It’s truly amazing when we get to cover news of people who single-handedly create something truly significant. Churches on a mountain side, for instance. Or in this case, an entire forest. Jadav Payeng, a man in his mid-fifties, has been instrumental in converting a sand bar in the middle of the river Brahmaputra in Assam, India, into a huge forest. His work of the past 31 years is being recognized by tourists and film-makers, the world over.
Mulai, as Jadav is known among locals, started work on the land in 1980. A scheme was launched at that time by the social forestry division of the district, involving the planting of trees on only 200 hectares. The project was completed after 5 years and all the laborers left, except Mulai. Dedicated to the forest, he stayed on and single-handedly looked after the trees, continuing to plant more of them. Eventually, the forest expanded to 550 hectares. According to Assistant Conservator of Forest, Gunin Saikia, this is perhaps the world’s biggest forest in the middle of a river. Mulai says there’s potential to extend this even further to 1000 hectares. Inspired, the department has planned to launch another plantation program this year.

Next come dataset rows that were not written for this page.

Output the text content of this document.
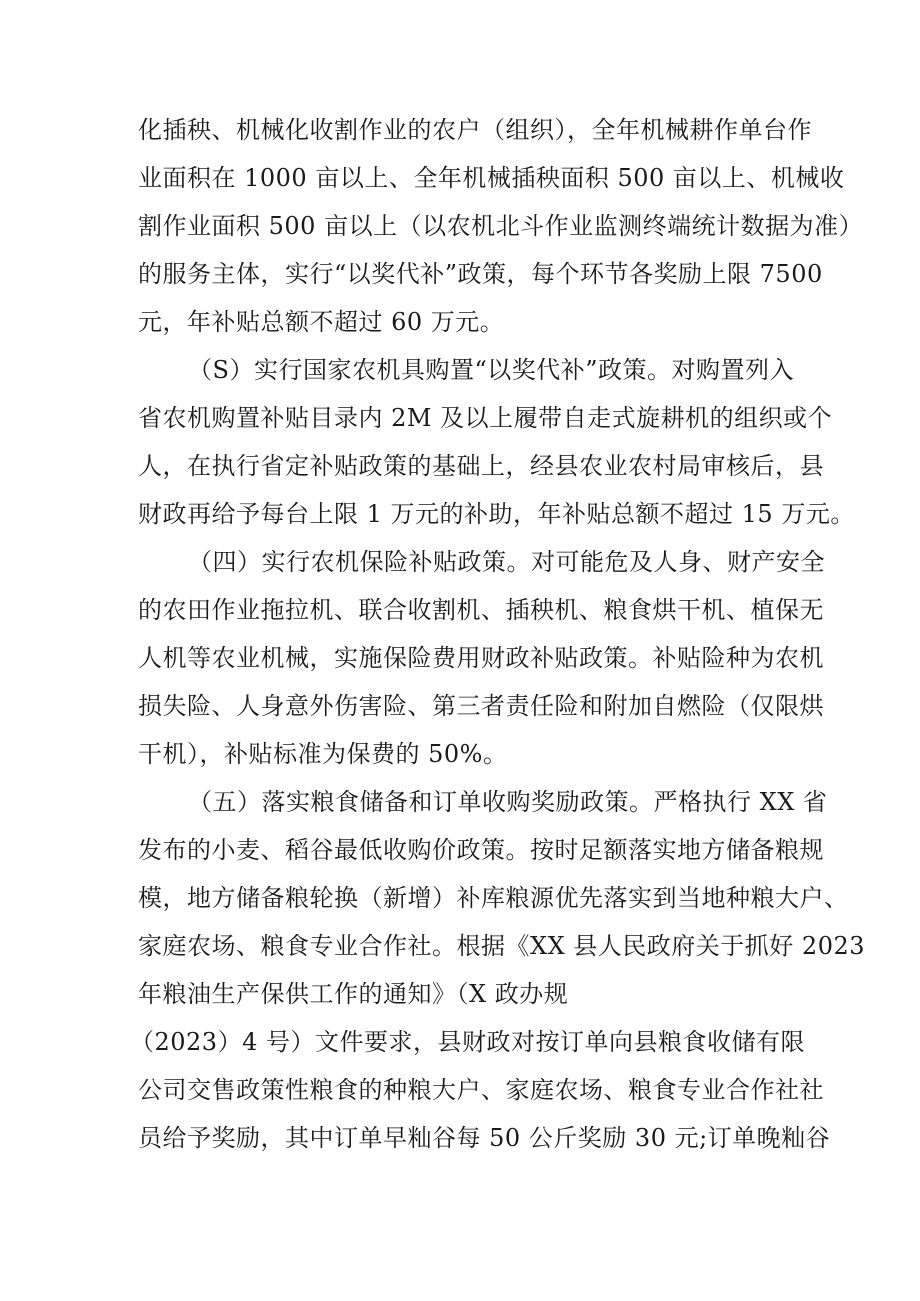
化插秧、机械化收割作业的农户（组织），全年机械耕作单台作
业面积在 1000 亩以上、全年机械插秧面积 500 亩以上、机械收
割作业面积 500 亩以上（以农机北斗作业监测终端统计数据为准）
的服务主体，实行“以奖代补”政策，每个环节各奖励上限 7500
元，年补贴总额不超过 60 万元。
（S）实行国家农机具购置“以奖代补”政策。对购置列入
省农机购置补贴目录内 2M 及以上履带自走式旋耕机的组织或个
人，在执行省定补贴政策的基础上，经县农业农村局审核后，县
财政再给予每台上限 1 万元的补助，年补贴总额不超过 15 万元。
（四）实行农机保险补贴政策。对可能危及人身、财产安全
的农田作业拖拉机、联合收割机、插秧机、粮食烘干机、植保无
人机等农业机械，实施保险费用财政补贴政策。补贴险种为农机
损失险、人身意外伤害险、第三者责任险和附加自燃险（仅限烘
干机），补贴标准为保费的 50%。
（五）落实粮食储备和订单收购奖励政策。严格执行 XX 省
发布的小麦、稻谷最低收购价政策。按时足额落实地方储备粮规
模，地方储备粮轮换（新增）补库粮源优先落实到当地种粮大户、
家庭农场、粮食专业合作社。根据《XX 县人民政府关于抓好 2023
年粮油生产保供工作的通知》（X 政办规
（2023）4 号）文件要求，县财政对按订单向县粮食收储有限
公司交售政策性粮食的种粮大户、家庭农场、粮食专业合作社社
员给予奖励，其中订单早籼谷每 50 公斤奖励 30 元;订单晚籼谷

The Assamese name given to the forest is “Mulai Kathoni,” meaning Mulai’s forest. It is home to several thousands of varieties of trees. Bamboo alone covers about 300 hectares. And it’s not just the plants, there’s wildlife living in there too. There are about four tigers, three rhinos and more than a hundred deer, rabbits and apes. There are innumerable varieties of birds who call this place home, as well. A herd of about 100 elephants is known to visit the place every year for six months. Mulai Kathoni has attracted several visitors so far, including British film maker Tom Robert.